At Amazon’s re:MARS conference in June, Rohit Prasad — head scientist and vice president of Alexa AI — demonstrated how Amazon scientists could recreate any voice based on just a one-minute audio sample.
Amazon’s original Alexa voice debuted in November 2014. In its initial years, the voice was heavily critiqued. In 2017, VentureBeat wrote, “Alexa is pretty smart, but no matter what the A.I.-powered assistant talks about, there’s no getting around its relatively flat and monotone voice.”
Now, however, text-to-speech (TTS) technology has made major advancements towards more realistic — some argue, too realistic — speech.
As Fast Company reports, in an effort to create more expressive and natural-sounding voices, Amazon, Google, Microsoft, Baidu, and other major players in text-to-speech have all in recent years adopted some form of “neural TTS.” Neural TTS uses deep-learning neural networks trained on human speech and can convert any text input into human-sounding speech. Neural systems are capable of learning “not just pronunciation but also patterns of rhythm, stress, and intonation.”
Amazon hasn’t announced when this new voice-cloning capability will be available to developers and the public.
Governments everywhere are struggling to figure out how to adapt to these latest advancements. In America, most deepfakes are considered protected free speech, at least for now. Still, some states have attempted to take action against nefarious uses of the technology. In New York, commercial use of a performer’s synthetic likeness without consent is banned for 40 years after the performer’s death, according to CBS News. California and Texas prohibit deceptive political deepfakes before elections.
While concerns about realistic voice-cloning technology are rampant, developers of the technology, like Amazon, are optimistic.
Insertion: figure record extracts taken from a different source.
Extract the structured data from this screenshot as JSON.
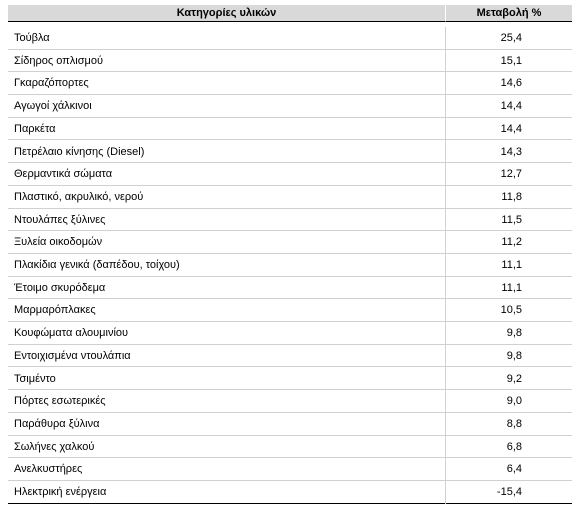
{
  "table": {
    "header": [
      "Κατηγορίες υλικών",
      "Μεταβολή %"
    ],
    "rows": [
      [
        "Τούβλα",
        "25,4"
      ],
      [
        "Σίδηρος οπλισμού",
        "15,1"
      ],
      [
        "Γκαραζόπορτες",
        "14,6"
      ],
      [
        "Αγωγοί χάλκινοι",
        "14,4"
      ],
      [
        "Παρκέτα",
        "14,4"
      ],
      [
        "Πετρέλαιο κίνησης (Diesel)",
        "14,3"
      ],
      [
        "Θερμαντικά σώματα",
        "12,7"
      ],
      [
        "Πλαστικό, ακρυλικό, νερού",
        "11,8"
      ],
      [
        "Ντουλάπες ξύλινες",
        "11,5"
      ],
      [
        "Ξυλεία οικοδομών",
        "11,2"
      ],
      [
        "Πλακίδια γενικά (δαπέδου, τοίχου)",
        "11,1"
      ],
      [
        "Έτοιμο σκυρόδεμα",
        "11,1"
      ],
      [
        "Μαρμαρόπλακες",
        "10,5"
      ],
      [
        "Κουφώματα αλουμινίου",
        "9,8"
      ],
      [
        "Εντοιχισμένα ντουλάπια",
        "9,8"
      ],
      [
        "Τσιμέντο",
        "9,2"
      ],
      [
        "Πόρτες εσωτερικές",
        "9,0"
      ],
      [
        "Παράθυρα ξύλινα",
        "8,8"
      ],
      [
        "Σωλήνες χαλκού",
        "6,8"
      ],
      [
        "Ανελκυστήρες",
        "6,4"
      ],
      [
        "Ηλεκτρική ενέργεια",
        "-15,4"
      ]
    ]
  }
}
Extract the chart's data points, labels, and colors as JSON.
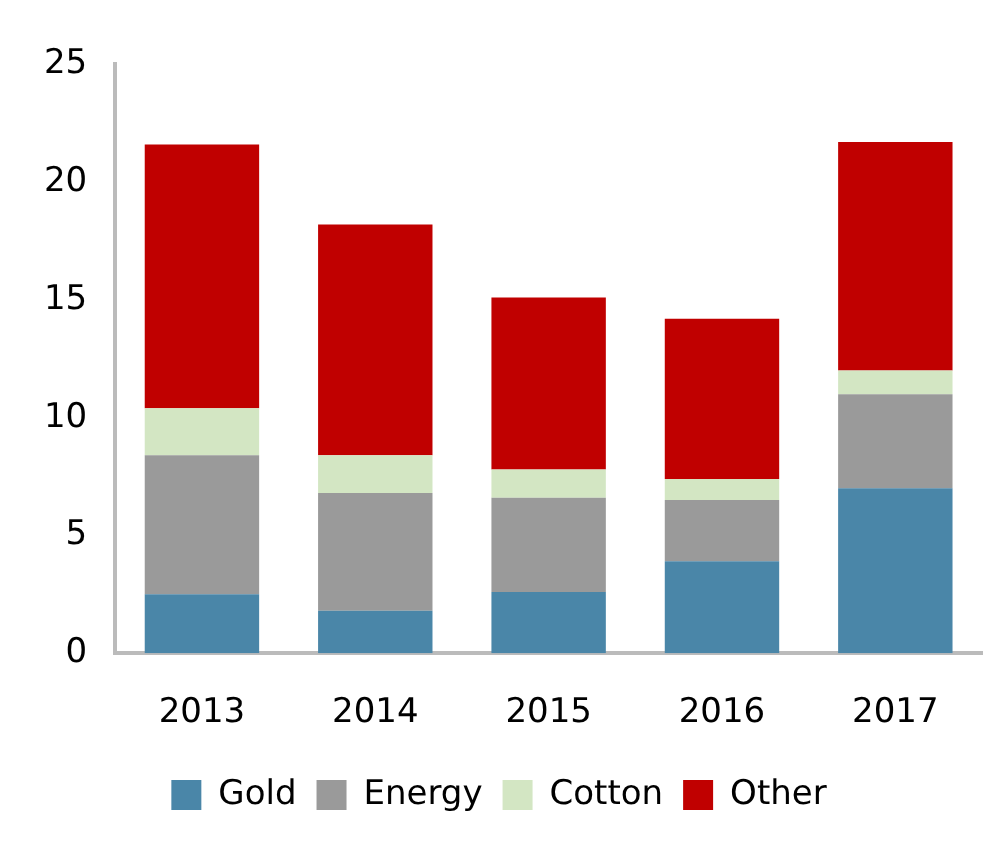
{
  "chart_data": {
    "type": "bar",
    "stacked": true,
    "categories": [
      "2013",
      "2014",
      "2015",
      "2016",
      "2017"
    ],
    "series": [
      {
        "name": "Gold",
        "color": "#4a86a8",
        "values": [
          2.5,
          1.8,
          2.6,
          3.9,
          7.0
        ]
      },
      {
        "name": "Energy",
        "color": "#9a9a9a",
        "values": [
          5.9,
          5.0,
          4.0,
          2.6,
          4.0
        ]
      },
      {
        "name": "Cotton",
        "color": "#d3e6c3",
        "values": [
          2.0,
          1.6,
          1.2,
          0.9,
          1.0
        ]
      },
      {
        "name": "Other",
        "color": "#c00000",
        "values": [
          11.2,
          9.8,
          7.3,
          6.8,
          9.7
        ]
      }
    ],
    "ylim": [
      0,
      25
    ],
    "yticks": [
      0,
      5,
      10,
      15,
      20,
      25
    ],
    "grid": false,
    "legend": "bottom"
  }
}
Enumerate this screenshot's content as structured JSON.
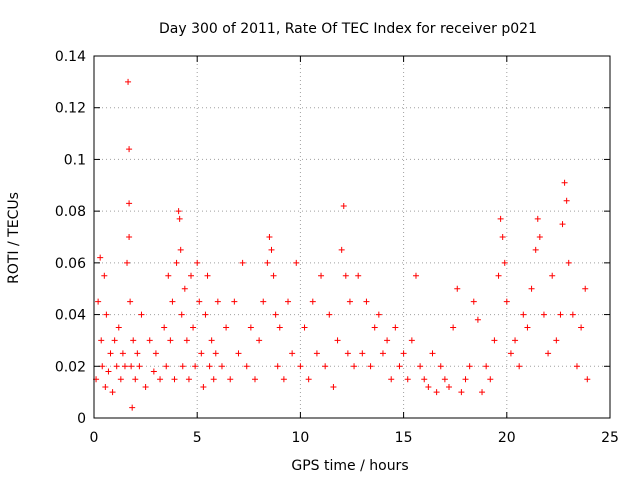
{
  "chart_data": {
    "type": "scatter",
    "title": "Day 300 of 2011, Rate Of TEC Index for receiver p021",
    "xlabel": "GPS time / hours",
    "ylabel": "ROTI / TECUs",
    "xlim": [
      0,
      25
    ],
    "ylim": [
      0,
      0.14
    ],
    "xticks": [
      "0",
      "5",
      "10",
      "15",
      "20",
      "25"
    ],
    "yticks": [
      "0",
      "0.02",
      "0.04",
      "0.06",
      "0.08",
      "0.1",
      "0.12",
      "0.14"
    ],
    "grid": true,
    "marker": "plus",
    "color": "#ff0000",
    "series": [
      {
        "x": [
          0.1,
          0.2,
          0.3,
          0.35,
          0.4,
          0.5,
          0.55,
          0.6,
          0.7,
          0.8,
          0.9,
          1.0,
          1.1,
          1.2,
          1.3,
          1.4,
          1.5,
          1.6,
          1.65,
          1.7,
          1.7,
          1.7,
          1.75,
          1.8,
          1.85,
          1.9,
          2.0,
          2.1,
          2.2,
          2.3,
          2.5,
          2.7,
          2.9,
          3.0,
          3.2,
          3.4,
          3.5,
          3.6,
          3.7,
          3.8,
          3.9,
          4.0,
          4.1,
          4.15,
          4.2,
          4.25,
          4.3,
          4.4,
          4.5,
          4.6,
          4.7,
          4.8,
          4.9,
          5.0,
          5.1,
          5.2,
          5.3,
          5.4,
          5.5,
          5.6,
          5.7,
          5.8,
          5.9,
          6.0,
          6.2,
          6.4,
          6.6,
          6.8,
          7.0,
          7.2,
          7.4,
          7.6,
          7.8,
          8.0,
          8.2,
          8.4,
          8.5,
          8.6,
          8.7,
          8.8,
          8.9,
          9.0,
          9.2,
          9.4,
          9.6,
          9.8,
          10.0,
          10.2,
          10.4,
          10.6,
          10.8,
          11.0,
          11.2,
          11.4,
          11.6,
          11.8,
          12.0,
          12.1,
          12.2,
          12.3,
          12.4,
          12.6,
          12.8,
          13.0,
          13.2,
          13.4,
          13.6,
          13.8,
          14.0,
          14.2,
          14.4,
          14.6,
          14.8,
          15.0,
          15.2,
          15.4,
          15.6,
          15.8,
          16.0,
          16.2,
          16.4,
          16.6,
          16.8,
          17.0,
          17.2,
          17.4,
          17.6,
          17.8,
          18.0,
          18.2,
          18.4,
          18.6,
          18.8,
          19.0,
          19.2,
          19.4,
          19.6,
          19.7,
          19.8,
          19.9,
          20.0,
          20.2,
          20.4,
          20.6,
          20.8,
          21.0,
          21.2,
          21.4,
          21.5,
          21.6,
          21.8,
          22.0,
          22.2,
          22.4,
          22.6,
          22.7,
          22.8,
          22.9,
          23.0,
          23.2,
          23.4,
          23.6,
          23.8,
          23.9
        ],
        "y": [
          0.015,
          0.045,
          0.062,
          0.03,
          0.02,
          0.055,
          0.012,
          0.04,
          0.018,
          0.025,
          0.01,
          0.03,
          0.02,
          0.035,
          0.015,
          0.025,
          0.02,
          0.06,
          0.13,
          0.104,
          0.083,
          0.07,
          0.045,
          0.02,
          0.004,
          0.03,
          0.015,
          0.025,
          0.02,
          0.04,
          0.012,
          0.03,
          0.018,
          0.025,
          0.015,
          0.035,
          0.02,
          0.055,
          0.03,
          0.045,
          0.015,
          0.06,
          0.08,
          0.077,
          0.065,
          0.04,
          0.02,
          0.05,
          0.03,
          0.015,
          0.055,
          0.035,
          0.02,
          0.06,
          0.045,
          0.025,
          0.012,
          0.04,
          0.055,
          0.02,
          0.03,
          0.015,
          0.025,
          0.045,
          0.02,
          0.035,
          0.015,
          0.045,
          0.025,
          0.06,
          0.02,
          0.035,
          0.015,
          0.03,
          0.045,
          0.06,
          0.07,
          0.065,
          0.055,
          0.04,
          0.02,
          0.035,
          0.015,
          0.045,
          0.025,
          0.06,
          0.02,
          0.035,
          0.015,
          0.045,
          0.025,
          0.055,
          0.02,
          0.04,
          0.012,
          0.03,
          0.065,
          0.082,
          0.055,
          0.025,
          0.045,
          0.02,
          0.055,
          0.025,
          0.045,
          0.02,
          0.035,
          0.04,
          0.025,
          0.03,
          0.015,
          0.035,
          0.02,
          0.025,
          0.015,
          0.03,
          0.055,
          0.02,
          0.015,
          0.012,
          0.025,
          0.01,
          0.02,
          0.015,
          0.012,
          0.035,
          0.05,
          0.01,
          0.015,
          0.02,
          0.045,
          0.038,
          0.01,
          0.02,
          0.015,
          0.03,
          0.055,
          0.077,
          0.07,
          0.06,
          0.045,
          0.025,
          0.03,
          0.02,
          0.04,
          0.035,
          0.05,
          0.065,
          0.077,
          0.07,
          0.04,
          0.025,
          0.055,
          0.03,
          0.04,
          0.075,
          0.091,
          0.084,
          0.06,
          0.04,
          0.02,
          0.035,
          0.05,
          0.015
        ]
      }
    ]
  }
}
In an email to Fast Company, an Amazon spokesperson wrote: “Personalizing Alexa’s voice is a highly desired feature by our customers, who could use this technology to create many delightful experiences. We are working on improving the fundamental science that we demonstrated at re:MARS and are exploring use cases that will delight our customers, with necessary guardrails to avoid any potential misuse.”